Şadi Eren bu hadis hakkında şöyle der: “Tasavvufta sık sık kullanılan ve kutsî hadis olarak da rivayet edilen, ‘Sen olmasaydın ben kâinatı yaratmazdım.’[2] ifadesiyle kâinatın Hz. Muhammed (s.a.v.) hürmetine yaratıldığı anlatılır.” Şairler, onun övgüsüyle şiirlerini güzelleştirir. Hassan bin Sabit şöyle der. "Ben sözlerimle Muhammed (s.a.v.)'i övmüş olmadım; aslında sözlerimi Muhammed (s.a.v.)’la övmüş ve güzelleştirmiş oldum."
‘Adû-yı bî-basar ana muhâlif olsa ne tan
Sahîhi egri görürler şular ki ahveldür
(Kör düşmanları ona muhalif olsa şaşılmaz; şaşı olanlar doğruyu eğri görürler.)
Başlangıçta “Muhammedü’l-Emîn” ismiyle övdükleri Hz. Peygamber (s.a.v.), nübüvvetini ilan edince akrabaları bile karşı çıkmış, ona eziyet ederek, doğduğu memleketten hicretine sebep olmuşlardır. Aslında ona “Emin” sıfatını verenler de onlardı. Ancak kendi inançlarına aykırı bir haber getirince şaşı insanlar gibi gözlerinin önünde dosdoğru olan zat-ı risaleti inkâr edip görmezden gelmeye çalıştılar…

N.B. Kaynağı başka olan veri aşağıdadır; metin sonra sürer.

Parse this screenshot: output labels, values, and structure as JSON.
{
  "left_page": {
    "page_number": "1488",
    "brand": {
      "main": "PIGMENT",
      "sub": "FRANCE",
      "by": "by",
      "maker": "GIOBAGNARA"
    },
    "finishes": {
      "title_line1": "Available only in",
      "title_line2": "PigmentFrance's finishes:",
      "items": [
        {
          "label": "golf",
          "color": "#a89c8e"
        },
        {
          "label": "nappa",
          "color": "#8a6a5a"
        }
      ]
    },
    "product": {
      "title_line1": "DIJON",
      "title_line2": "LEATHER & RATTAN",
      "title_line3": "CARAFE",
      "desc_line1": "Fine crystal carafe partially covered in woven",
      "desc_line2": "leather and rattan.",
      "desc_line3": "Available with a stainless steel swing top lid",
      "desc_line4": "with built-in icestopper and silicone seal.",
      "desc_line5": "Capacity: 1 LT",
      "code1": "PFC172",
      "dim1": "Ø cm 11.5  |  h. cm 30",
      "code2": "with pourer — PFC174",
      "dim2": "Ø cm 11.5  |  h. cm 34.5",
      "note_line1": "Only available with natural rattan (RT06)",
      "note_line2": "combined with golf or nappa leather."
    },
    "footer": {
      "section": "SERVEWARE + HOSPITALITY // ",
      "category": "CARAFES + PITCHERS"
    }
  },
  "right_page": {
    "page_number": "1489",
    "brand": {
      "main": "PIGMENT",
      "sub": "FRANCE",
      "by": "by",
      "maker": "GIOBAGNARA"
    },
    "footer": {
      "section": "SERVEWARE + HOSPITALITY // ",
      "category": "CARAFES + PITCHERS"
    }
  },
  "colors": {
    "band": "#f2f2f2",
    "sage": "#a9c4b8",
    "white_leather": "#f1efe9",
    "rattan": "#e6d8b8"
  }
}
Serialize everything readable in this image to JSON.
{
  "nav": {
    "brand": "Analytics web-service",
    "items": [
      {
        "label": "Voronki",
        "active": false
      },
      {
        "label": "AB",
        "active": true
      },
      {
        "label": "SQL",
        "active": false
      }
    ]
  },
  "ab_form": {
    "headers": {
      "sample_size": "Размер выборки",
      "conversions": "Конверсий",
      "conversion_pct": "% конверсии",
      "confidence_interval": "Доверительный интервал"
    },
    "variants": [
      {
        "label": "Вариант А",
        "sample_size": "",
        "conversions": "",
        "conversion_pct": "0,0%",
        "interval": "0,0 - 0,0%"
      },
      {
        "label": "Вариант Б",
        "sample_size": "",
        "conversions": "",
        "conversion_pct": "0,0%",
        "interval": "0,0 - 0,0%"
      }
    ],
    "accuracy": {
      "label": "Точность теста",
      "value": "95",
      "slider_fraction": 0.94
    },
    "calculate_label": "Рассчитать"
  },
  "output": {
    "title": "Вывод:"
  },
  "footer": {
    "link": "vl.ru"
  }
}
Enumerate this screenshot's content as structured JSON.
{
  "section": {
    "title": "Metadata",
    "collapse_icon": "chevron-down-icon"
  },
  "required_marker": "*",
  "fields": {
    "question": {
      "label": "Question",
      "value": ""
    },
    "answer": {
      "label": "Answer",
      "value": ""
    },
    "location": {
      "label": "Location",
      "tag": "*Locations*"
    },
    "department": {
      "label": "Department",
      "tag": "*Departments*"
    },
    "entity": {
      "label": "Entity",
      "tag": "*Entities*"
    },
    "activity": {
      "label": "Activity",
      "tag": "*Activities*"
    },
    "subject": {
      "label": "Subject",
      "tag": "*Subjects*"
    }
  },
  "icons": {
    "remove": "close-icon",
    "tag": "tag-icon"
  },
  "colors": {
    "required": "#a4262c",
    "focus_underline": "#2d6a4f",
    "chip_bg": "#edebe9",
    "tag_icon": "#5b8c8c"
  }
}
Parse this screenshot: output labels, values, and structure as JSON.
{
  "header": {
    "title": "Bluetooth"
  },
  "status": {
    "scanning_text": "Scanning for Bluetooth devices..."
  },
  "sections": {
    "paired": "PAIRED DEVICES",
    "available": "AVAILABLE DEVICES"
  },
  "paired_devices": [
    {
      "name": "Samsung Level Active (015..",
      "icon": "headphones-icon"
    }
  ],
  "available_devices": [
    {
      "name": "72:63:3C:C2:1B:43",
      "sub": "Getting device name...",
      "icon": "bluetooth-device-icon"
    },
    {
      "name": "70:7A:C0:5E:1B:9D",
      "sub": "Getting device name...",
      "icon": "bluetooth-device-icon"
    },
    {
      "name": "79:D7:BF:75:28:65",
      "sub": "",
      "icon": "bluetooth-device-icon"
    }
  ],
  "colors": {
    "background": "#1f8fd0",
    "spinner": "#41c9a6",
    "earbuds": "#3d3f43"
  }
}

Beyitte geçen “körlük”ten maksat, kalbi mühürlenmiş, gerçeği görememe durumudur. Hz. Peygamber (s.a.v.)’e düşmanlıkları, gözlerini kör edecek kadar onları sağduyudan uzaklaştırmıştır. Zamanımızda da onun getirdiği haberle yaptığı olağanüstü inkılâbı gördükleri halde, salt düşmanlık içgüdüsüyle inkâr edenler yok mudur? Onun, o mutaassıp toplulukta yaptığı değişikliği, cehalette sınır tanımayan bir kavmi dünyaya muallim ve üstat yapacak değişikliği hangi sosyal bilimci, hangi filozof gerçekleştirebilir? Veya gerçekleştirebildi?
Bugün devletin bütün imkânları kullanılarak sigara gibi basit bir alışkanlığı ortadan kaldırmak nerdeyse imkânsızken, Hz. Peygamber (s.a.v.), tebliğ ettiği ilâhî buyrukla kömürü elmasa çevirircesine insanlarda, dolayısıyla toplumlarda değişimler meydana getirdi. Çocuğunu diri diri gömen insanlar, adalette dünyaya örnek hâle geldi. Yine de kör inat, ya da bağnaz kıskançlık bu nura karşı gözlerini yummuş düşmanlığını sürdürmüştü.
"Egerçi hatm idi Yûsuf’da hüsn i’câzı
Bu hüsn-i hulk ile cümlesinden ecmeldür"
(Her ne kadar güzellik mucizesi Hz. Yusuf’ta bittiyse; bu (Hz. Muhammed (s.a.v.)), güzel ahlâk ile hepsinden güzeldir.)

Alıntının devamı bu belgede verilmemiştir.